Between 7 July and 3 September the Louwman Museum will host an exhibition of Cyclecars and Grand Sports.

Over 30 vehicles will provide a wonderful overview of mobility in the years between 1914 and 1930. It was a period when minimalistic, fragile vehicles could grow into thoroughbred racing cars, some of which even took part in Grand Prix events.

After World War I there was a lack of practically everything in Europe, including motor vehicles. In an attempt to restart the manufacture of small, lightweight cars and at the same time to improve mobility, various countries imposed a lower rate of taxation on cars weighing a maximum of 350 kg with a maximum engine size of 1100 cc that had no more than three seats. Europe witnessed a sudden increase in the number of small factories, workshops, garages and sheds where an enormous variety of small automobiles were built. In greater Paris alone, there were more than 100 small and large car manufacturers at that time. The vehicles that were built to meet the cyclecar regulations often had quite sporty characteristics, due to their low weight and relatively powerful engine. And every make of cyclecar had a special racing model.

In the 1920s not all cars were fitted with a body in the factory. External coachbuilders produced hand-built bodies to order. These of course followed the latest trends and fashions. Such as the skiff, an extremely luxurious body shape popular in the roaring twenties, the age of the Charleston. The skiff was well liked by the (well-to-do) youth of the day. It was a voiturette for the happy few!

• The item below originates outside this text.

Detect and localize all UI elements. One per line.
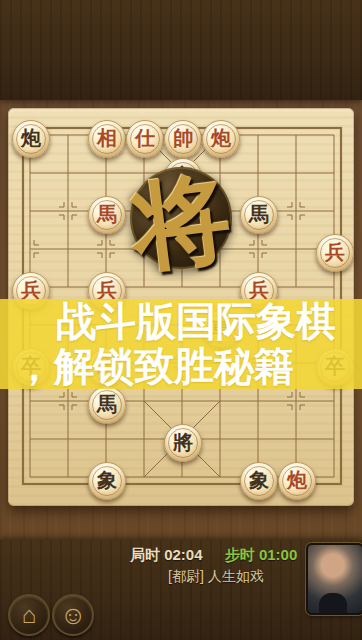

In the exhibition we explore the incredible leap in technology witnessed in the construction of motor cars in the early 20th century. So many talented people all over the world tackled the same technical problems. In the Louwman Museum we celebrate the talent and the whole spectrum of creative solutions that went into those prize-winning racing cars. Visually we dissect the cars in the minutest detail. In combination with period images you can imagine yourself as a car builder/inventor in the exciting period 1914-1930.